This trial is active, not recruiting.

Conditions patent foramen ovale, stroke, ischemic attack, transient
Treatments starflex septal closure system, best medical therapy
Phase phase 2/phase 3
Sponsor NMT Medical
Start date June 2003
End date April 2010
Trial size 900 participants
Trial identifier NCT00201461, CLOSURE I, G980031


The primary objective of the study is to determine whether the STARFlex® septal closure system will safely and effectively prevent a recurrent embolic stroke/transient ischemic attack (TIA) and mortality in patients with a PFO and to demonstrate superiority of the STARFlex® device compared to best medical therapy.

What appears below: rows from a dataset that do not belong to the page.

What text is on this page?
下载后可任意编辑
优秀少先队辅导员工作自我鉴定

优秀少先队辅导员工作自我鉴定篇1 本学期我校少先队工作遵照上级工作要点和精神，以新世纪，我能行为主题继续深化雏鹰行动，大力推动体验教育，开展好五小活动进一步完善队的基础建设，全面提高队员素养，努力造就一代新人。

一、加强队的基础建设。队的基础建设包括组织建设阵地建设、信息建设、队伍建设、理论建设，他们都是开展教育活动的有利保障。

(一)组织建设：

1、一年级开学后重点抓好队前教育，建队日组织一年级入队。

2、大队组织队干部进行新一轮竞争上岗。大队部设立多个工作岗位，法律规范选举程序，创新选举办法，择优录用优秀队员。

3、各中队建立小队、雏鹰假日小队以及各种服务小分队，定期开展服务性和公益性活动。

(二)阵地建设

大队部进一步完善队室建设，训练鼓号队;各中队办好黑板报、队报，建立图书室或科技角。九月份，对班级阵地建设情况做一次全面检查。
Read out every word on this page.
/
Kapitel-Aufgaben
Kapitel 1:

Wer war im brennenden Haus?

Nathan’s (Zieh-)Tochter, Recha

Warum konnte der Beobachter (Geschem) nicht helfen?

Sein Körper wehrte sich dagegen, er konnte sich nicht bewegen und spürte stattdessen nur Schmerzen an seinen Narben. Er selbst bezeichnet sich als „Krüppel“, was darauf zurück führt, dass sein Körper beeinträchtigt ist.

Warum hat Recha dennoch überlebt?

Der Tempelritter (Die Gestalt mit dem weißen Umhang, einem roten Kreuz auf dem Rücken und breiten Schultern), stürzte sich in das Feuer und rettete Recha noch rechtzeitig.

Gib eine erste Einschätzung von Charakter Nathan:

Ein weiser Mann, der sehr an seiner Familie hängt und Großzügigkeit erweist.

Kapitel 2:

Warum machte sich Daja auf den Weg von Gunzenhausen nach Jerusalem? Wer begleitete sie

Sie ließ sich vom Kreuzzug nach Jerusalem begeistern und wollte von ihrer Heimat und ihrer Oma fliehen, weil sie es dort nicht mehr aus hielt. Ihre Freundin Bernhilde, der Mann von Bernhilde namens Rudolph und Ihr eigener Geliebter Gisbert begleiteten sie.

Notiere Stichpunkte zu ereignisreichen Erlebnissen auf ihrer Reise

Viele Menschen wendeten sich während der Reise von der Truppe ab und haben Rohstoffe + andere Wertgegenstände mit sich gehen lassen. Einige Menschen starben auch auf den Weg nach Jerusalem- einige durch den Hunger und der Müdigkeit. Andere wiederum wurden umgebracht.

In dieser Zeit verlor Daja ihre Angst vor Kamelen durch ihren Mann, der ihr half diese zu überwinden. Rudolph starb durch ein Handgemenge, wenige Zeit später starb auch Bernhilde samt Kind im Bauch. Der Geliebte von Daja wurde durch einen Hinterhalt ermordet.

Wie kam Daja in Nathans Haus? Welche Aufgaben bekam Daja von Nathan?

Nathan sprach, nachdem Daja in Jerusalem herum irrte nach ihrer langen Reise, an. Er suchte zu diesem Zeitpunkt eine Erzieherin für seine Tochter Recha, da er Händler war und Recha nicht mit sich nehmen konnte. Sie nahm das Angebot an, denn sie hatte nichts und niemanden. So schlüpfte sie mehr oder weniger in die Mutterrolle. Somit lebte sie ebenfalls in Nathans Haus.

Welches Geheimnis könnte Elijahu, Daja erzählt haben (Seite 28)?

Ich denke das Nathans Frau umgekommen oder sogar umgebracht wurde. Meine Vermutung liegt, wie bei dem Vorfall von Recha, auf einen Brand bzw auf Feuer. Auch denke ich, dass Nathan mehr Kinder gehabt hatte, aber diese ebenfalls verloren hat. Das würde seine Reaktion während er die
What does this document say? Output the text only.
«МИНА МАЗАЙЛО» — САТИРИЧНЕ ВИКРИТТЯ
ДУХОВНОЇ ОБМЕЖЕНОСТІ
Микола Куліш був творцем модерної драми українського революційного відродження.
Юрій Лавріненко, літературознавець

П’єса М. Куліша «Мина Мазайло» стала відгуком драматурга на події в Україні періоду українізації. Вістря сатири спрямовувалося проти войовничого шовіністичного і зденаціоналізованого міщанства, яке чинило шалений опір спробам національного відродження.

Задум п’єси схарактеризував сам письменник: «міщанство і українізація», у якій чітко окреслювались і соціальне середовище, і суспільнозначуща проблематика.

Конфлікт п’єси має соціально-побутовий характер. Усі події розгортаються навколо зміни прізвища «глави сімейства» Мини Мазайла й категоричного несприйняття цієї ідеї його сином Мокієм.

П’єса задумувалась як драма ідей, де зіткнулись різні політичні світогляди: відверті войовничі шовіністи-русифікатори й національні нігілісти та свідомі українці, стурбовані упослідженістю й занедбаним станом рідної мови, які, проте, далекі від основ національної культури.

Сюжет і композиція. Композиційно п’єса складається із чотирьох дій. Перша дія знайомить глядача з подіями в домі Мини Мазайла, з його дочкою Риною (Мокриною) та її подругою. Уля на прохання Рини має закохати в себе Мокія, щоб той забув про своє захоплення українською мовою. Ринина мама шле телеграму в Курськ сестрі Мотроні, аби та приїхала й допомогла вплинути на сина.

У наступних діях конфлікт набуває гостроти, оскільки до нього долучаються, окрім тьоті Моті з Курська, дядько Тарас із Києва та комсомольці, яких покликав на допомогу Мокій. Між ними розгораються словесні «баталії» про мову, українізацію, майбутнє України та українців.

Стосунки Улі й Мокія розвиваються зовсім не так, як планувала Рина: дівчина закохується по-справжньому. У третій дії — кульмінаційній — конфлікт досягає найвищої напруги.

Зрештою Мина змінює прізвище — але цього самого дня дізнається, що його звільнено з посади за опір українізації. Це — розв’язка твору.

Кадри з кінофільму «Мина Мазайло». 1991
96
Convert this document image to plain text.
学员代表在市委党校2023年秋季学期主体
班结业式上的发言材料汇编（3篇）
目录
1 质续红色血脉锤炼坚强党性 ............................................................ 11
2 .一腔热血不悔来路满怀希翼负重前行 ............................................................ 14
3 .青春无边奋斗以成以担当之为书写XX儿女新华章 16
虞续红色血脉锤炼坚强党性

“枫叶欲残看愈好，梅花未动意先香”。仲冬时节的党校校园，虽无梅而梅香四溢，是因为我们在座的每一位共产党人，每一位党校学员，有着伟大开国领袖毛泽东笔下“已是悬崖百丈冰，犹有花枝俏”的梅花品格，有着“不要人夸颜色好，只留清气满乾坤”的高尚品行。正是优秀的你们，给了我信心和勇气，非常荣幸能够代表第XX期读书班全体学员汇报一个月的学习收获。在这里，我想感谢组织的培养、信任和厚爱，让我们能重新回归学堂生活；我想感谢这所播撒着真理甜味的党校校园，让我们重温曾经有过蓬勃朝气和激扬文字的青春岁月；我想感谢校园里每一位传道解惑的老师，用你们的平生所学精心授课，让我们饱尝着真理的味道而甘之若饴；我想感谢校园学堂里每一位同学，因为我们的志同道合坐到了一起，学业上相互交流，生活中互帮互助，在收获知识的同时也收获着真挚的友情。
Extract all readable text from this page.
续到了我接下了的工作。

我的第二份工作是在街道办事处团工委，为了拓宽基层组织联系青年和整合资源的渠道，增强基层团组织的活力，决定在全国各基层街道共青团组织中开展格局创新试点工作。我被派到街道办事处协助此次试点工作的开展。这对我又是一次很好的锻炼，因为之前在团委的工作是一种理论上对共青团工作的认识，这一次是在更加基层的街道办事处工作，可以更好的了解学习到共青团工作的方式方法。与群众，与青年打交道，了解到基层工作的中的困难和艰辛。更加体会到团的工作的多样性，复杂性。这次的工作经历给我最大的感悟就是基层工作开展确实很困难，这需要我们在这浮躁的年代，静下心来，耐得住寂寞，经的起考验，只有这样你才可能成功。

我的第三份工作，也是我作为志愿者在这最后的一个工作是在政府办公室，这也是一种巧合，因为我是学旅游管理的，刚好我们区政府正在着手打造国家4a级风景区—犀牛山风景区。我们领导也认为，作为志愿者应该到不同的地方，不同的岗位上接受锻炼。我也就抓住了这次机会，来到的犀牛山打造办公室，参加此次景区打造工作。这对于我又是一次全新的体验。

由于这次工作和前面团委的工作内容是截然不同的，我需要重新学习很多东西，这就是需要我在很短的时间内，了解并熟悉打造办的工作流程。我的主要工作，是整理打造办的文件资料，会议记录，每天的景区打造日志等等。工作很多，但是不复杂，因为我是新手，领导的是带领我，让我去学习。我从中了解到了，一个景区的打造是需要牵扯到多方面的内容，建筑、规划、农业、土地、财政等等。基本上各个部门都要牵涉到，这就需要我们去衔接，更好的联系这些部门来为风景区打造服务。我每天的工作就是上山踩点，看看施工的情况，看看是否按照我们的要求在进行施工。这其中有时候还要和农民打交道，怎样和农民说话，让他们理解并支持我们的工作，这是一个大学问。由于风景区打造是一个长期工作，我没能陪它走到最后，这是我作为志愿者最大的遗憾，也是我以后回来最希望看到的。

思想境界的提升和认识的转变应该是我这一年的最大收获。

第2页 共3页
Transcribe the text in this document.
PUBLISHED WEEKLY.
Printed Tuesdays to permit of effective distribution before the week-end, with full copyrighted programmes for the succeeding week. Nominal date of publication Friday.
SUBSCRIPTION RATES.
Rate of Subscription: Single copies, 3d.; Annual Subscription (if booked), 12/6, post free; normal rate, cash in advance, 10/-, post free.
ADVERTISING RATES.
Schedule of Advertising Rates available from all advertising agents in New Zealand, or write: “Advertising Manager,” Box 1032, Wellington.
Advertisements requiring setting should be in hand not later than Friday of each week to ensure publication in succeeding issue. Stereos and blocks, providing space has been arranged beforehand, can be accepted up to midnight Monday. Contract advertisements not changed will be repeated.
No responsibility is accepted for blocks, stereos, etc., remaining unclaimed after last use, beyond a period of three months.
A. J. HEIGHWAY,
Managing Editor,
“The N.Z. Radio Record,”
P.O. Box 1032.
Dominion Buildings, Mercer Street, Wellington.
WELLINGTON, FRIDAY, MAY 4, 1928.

United States No locations recruiting
Other countries No locations recruiting

Study Design

Allocation randomized
Endpoint classification safety/efficacy study
Intervention model parallel assignment
Masking open label
Primary purpose treatment
(Active Comparator)
Best medical therapy
best medical therapy
aspirin (325 mg daily) and/or warfarin (target INR = 2.5)
STARFlex arm
starflex septal closure system
transcatheter placement of STARFlex device to close a patent foramen ovale

Primary Outcomes

Two (2) year incidence of stroke or Hard TIA
time frame: 2 years
All cause mortality for the first 30 days of follow up/discharge, whichever is longer
time frame: 30 days
Neurological mortality from 31 days of follow up (F/U) or longer
time frame: 31 days

Secondary Outcomes

Incidence of primary endpoint as a total and broken down by event type/treatment group in: stroke/TIA patients (pts) and DW-MR+ pts with symptoms < 24 hours
time frame: < 24 hrs
Incidence of primary endpoint in BMT group
time frame: 2 years
Per treatment group, incidence of relevant/notable adverse events (AEs)
time frame: 2 years
Device group: (1) Incidence of primary endpoint in pts prescribed aspirin (325 versus 81 mg) daily, (2) Incidence of relevant/notable AEs
time frame: 2 years

Eligibility Criteria

Male or female participants from 18 years up to 60 years old.

Major Inclusion Criteria: - Age 18-60 years inclusive. - Positive contrast valsalva bubble study by trans-esophageal echocardiogram (TEE) for patent foramen ovale (PFO), with or without atrial septal aneurysm. - Stroke or clinically definite TIA (contact study coordinator). - Be able to comply with follow up over two years. - Be competent to, or have a legal guardian competent to, provide informed consent following full disclosure of risks and benefits of both treatment arms by a study investigator. - Venous access capable of accepting a 10F minimum vascular sheath. - Have, or be willing to, discontinue hormonal based contraceptive use prior to enrollment and for the term of the study. - Has cardiac anatomy based on enrollment echocardiogram that will allow for placement of the implant if randomized to the implant arm. - Note: Additional inclusion criteria may apply. Contact study coordinator or principal investigator for details. Post-randomization - device patients only - The size of the PFO (measured by indentation with a soft balloon) must be amenable to selection of a STARFlex device. Major Exclusion Criteria: - Carotid artery stenosis > 50%. - Intracranial stenosis > 50% appropriate to symptoms. - Complex aortic arch atheroma with high risk features for embolism - Aortic arch, carotid or vertebral artery dissection. - Mitral or aortic valve stenosis, vegetation, or calcification > 5 mm mitral annular calcification (MAC) thickness. - Active pregnancy. - Active infections (contact study coordinator). - Active infective endocarditis or bacteremia. - Prosthetic heart valves in any location. - Anterior MI within 3 months of neurological event. - Chronic atrial fibrillation - Thrombus in, or occluded, venous access route. - Contraindication to heparin, aspirin, clopidogrel, or warfarin, or a known medical condition that requires continuous warfarin. - Patient enrolled in another investigation study where clinical endpoint interference may occur. - Permanent pacemaker or inferior vena cava (IVC) filter. - Serum creatinine > 2.0 mg/dL - Patients with known vasculitis or neurologic disorder. - Baseline modified Rankin score of 3 or more. - Hypercoagulopathies requiring long-term warfarin. - Note: Additional exclusion criteria may apply.

Additional Information

Official title A Prospective, Multicenter, Randomized Controlled Trial to Evaluate the Safety and Efficacy of the STARFlex® Septal Closure System Versus Best Medical Therapy in Patients With a Stroke and/or Transient Ischemic Attack Due to Presumed Paradoxical Embolism Through a Patent Foramen Ovale
Principal investigator Anthony Furlan, MD
Trial information was received from ClinicalTrials.gov and was last updated in December 2008.
Information provided to ClinicalTrials.gov by NMT Medical.